I cannot think of a recent game I have dumped more hours into than Rainbow Six Siege. Across PS4, my old preferred platform, and PC, my scene of choice for the past year, have combined to approximately 1,000 hours. Since I got a squad of friends to play with almost every night, we tend to play on Ranked to scratch that competitive itch that we don’t normally get from anything else. That said, we like to play for fun. That balance will not be there for every player, so I think it’s time to talk about how Rainbow Six Siege needs to be open for casual players.
Before we dive right in, I do want to say this. I don’t think the game will die without these implementations at all. It has over 60 million players, so that it will be fine. I am writing this for people I know and have talked to within the video game community who think Ubisoft’s hardcore shooter looks fun but are daunted by the competitive scene, which takes up a majority of the game and puts it in a chokehold, making it difficult for people wanting to sit back and have some fun without the added stress of deranking.
A look at the competitive scene
A mix of decisions made by Ubisoft, like its major updates that come with each season, plus the community tends to lean on playing in Ranked or Unranked, a mode that works like the former without any stakes. It is geared toward the players who may not go pro but want something more intense than the average online shooter.
So, new players who level up high enough to break through the level cap may think about trying out Ranked. If you have a team, I encourage you, but there are a few things you need to know beforehand.
For one, you are up against Smurfs; otherwise, players who purposely play in the lower ranks between Bronze and Copper to crush people who aren’t as good as them. If you are on a bad streak, then you may run into these people. It has happened to my team because we are in a rut then get pushed further down by these kinds of people who are taking advantage of these systems in place.
Secondly, you need to take a look at the Ranked distribution. As of writing, the distribution across all platforms looks like this. 0.8 percent of players in Copper, 3.7 place in Bronze, 18.5 percent in Silver, 43.5 percent in Gold, 32.6 in Platinum, and finally getting to the top one percent in Diamond. Do note that for Platinum, most of those in that area, Platinum 3, while the other divisions of it go down less and less.
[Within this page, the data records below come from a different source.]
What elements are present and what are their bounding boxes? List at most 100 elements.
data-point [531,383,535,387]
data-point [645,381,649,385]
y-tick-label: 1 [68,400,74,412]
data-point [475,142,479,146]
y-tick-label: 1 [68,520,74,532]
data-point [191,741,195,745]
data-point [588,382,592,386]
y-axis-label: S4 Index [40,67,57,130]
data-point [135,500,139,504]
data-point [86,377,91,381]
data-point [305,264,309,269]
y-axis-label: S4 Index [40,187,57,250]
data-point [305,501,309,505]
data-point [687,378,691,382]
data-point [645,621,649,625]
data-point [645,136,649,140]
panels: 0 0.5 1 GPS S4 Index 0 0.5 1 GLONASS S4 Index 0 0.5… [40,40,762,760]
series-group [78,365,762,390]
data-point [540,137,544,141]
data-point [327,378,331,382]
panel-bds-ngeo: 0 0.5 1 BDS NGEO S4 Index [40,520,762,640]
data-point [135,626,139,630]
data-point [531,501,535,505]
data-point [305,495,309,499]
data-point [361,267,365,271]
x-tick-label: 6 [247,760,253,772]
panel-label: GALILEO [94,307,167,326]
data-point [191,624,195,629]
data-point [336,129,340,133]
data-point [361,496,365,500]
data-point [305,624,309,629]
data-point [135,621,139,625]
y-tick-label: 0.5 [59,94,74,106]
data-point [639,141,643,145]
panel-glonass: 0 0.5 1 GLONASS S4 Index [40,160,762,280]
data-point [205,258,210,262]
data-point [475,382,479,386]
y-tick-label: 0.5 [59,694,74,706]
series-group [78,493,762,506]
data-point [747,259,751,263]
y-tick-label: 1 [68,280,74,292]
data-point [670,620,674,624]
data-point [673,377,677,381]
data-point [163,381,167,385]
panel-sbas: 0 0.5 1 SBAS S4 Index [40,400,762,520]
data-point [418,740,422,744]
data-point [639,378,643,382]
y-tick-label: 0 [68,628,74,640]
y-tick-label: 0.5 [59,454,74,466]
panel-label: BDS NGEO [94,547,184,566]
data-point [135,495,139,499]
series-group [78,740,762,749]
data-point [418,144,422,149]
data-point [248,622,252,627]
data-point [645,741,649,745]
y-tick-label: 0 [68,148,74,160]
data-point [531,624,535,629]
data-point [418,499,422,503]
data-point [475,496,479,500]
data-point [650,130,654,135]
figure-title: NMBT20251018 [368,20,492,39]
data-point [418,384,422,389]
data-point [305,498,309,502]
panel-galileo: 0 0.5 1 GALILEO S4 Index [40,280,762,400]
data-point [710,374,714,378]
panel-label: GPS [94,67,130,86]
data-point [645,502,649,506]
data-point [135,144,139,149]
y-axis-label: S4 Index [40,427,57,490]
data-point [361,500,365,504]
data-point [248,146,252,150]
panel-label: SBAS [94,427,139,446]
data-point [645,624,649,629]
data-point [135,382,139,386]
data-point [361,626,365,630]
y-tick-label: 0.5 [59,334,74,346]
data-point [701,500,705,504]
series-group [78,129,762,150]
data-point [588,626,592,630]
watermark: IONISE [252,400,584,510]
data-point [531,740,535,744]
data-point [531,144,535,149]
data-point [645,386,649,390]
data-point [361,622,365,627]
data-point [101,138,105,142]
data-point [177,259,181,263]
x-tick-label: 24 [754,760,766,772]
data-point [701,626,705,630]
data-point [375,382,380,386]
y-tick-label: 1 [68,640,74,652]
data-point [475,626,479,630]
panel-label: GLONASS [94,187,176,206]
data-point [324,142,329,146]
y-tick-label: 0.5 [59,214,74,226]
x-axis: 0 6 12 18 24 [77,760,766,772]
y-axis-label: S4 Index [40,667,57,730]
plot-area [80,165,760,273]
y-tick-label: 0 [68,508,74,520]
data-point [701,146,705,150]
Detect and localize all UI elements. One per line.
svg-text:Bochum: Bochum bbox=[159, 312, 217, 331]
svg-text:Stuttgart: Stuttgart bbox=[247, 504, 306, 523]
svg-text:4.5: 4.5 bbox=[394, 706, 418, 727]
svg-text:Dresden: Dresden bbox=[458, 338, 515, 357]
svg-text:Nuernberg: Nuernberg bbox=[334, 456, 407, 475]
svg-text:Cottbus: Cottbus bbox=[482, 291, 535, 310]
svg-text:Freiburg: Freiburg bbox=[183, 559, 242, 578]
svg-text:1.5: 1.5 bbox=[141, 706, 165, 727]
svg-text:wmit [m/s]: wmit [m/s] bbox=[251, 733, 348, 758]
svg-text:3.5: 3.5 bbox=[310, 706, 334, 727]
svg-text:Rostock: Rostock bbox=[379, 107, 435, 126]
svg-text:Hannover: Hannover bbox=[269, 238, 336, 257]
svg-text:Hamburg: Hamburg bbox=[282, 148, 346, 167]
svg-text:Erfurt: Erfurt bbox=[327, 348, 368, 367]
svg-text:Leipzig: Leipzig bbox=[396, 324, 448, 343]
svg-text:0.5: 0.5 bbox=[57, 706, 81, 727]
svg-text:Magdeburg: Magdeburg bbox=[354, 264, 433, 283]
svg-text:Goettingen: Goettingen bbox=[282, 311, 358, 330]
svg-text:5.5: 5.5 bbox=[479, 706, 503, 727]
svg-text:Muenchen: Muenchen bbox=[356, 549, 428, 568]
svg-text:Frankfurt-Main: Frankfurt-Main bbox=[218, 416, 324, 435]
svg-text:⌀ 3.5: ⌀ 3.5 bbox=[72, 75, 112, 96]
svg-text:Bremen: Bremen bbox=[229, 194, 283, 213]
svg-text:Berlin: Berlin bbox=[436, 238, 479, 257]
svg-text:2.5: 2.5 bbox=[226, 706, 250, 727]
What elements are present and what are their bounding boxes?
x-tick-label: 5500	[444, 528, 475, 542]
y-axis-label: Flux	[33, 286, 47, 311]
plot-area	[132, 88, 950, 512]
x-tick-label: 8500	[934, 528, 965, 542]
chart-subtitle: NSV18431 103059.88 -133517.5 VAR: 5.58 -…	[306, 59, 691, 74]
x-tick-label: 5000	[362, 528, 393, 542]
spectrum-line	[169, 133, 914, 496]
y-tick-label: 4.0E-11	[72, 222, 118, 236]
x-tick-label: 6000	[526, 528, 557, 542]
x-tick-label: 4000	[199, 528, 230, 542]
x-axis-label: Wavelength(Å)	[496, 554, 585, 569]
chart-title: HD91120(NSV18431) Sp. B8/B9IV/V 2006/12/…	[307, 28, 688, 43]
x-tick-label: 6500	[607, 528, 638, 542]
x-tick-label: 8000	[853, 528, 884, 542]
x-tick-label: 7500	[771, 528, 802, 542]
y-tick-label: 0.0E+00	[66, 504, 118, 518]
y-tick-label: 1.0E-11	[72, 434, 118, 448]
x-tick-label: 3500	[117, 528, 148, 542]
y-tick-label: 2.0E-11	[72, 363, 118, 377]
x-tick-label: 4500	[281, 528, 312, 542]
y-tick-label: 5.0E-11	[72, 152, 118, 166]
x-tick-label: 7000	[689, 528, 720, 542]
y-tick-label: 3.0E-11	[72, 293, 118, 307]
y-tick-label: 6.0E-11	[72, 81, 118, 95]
Now imagine those Smurfs crawling around all over the competitive scene’s lowly populated districts.
I will also mention there is a Champion rank, but that’s currently at a fat doughnut for its population and much newer than the rest.
Terrorist Hunt is not the way, as of now
Terrorist Hunt has its uses. You can practice your gunplay and gadgets of operators while taking down NPCs in a fairly challenging environment, which you can make harder depending on the difficulty setting. The problem that it runs into is that it’s not built to prepare you for actual players.
The AI doesn’t operate like a player. That may seem obvious, but we have seen some pretty smart AI across games so that Ubisoft could develop something more strategic. Siege is all about strategy and game knowledge. Gunplay could make a difference, but knowing maps and operators are the most substantial game changer.
While some changes like taking out the suicide bombers have made it a better experience, somethings need to be taken in a direction that can improve the experience. For one, let’s take out the random Nitro Cells placed to kill you. I rarely die by getting shot. It usually happens from an explosive that is awkwardly hidden.
Terrorist Hunt can be an answer. If a bigger focus comes into play for the iconic mode, it can open up the accessibility of Rainbow Six Siege for casual players.
Fun, Casual Modes
My main answer stems from the temporary, seasonal game modes we have gotten in the past. Sure, it’s not for everyone, but it doesn’t have to be as more options let people decide what they want to do when booting up the explosive shooter.
Having the Halloween event, for example, could be a normal mode. For those of you who missed it, back in October, we had Sugar Fright. If you have played a recent Call of Duty, then you would know Kill Confirmed. Think of that as I describe this Muppet-filled shooting gallery. When you or a teammate get a kill, the enemy drops a bag of candy that you pick up for a point. If your friend dies or you get killed, then an ally can pick it up to prevent the enemy from scoring. You get unlimited respawns and must collect all of the sweets you can snag before time runs out or the score limit is met. Also, it is a bonus that there is no friendly fire, a plague if you are playing alone, especially on Quick Play, Siege‘s actual casual mode that is incredibly toxic.
Do we need Kill Confirmed in Siege? Not at all. But across this or the alien Left 4 Dead twist with Outbreak, we have ideas jumping out from the developers that could have people coming into the community with more options, or if someone is burnt out of trying to reach Gold 1, then they can hop into something more relaxing.
If you are playing alone, this is a brutal game to get into. If all of your friends are not into it, then playing with random will lead to plenty of toxicity like team killers. I have had plenty of those by having one random on my team when one buddy is not available.
Is this the definitive alternative to open the door for casual players into the Rainbow Six Siege community? Not exactly. I am a passionate player who wants to see the best for one of my favorite games. I want to see Ubisoft take the necessary steps for its gamers, whether they are hardcore, casual, or like me, someone who sits in the middle as a lower-tiered Gold player.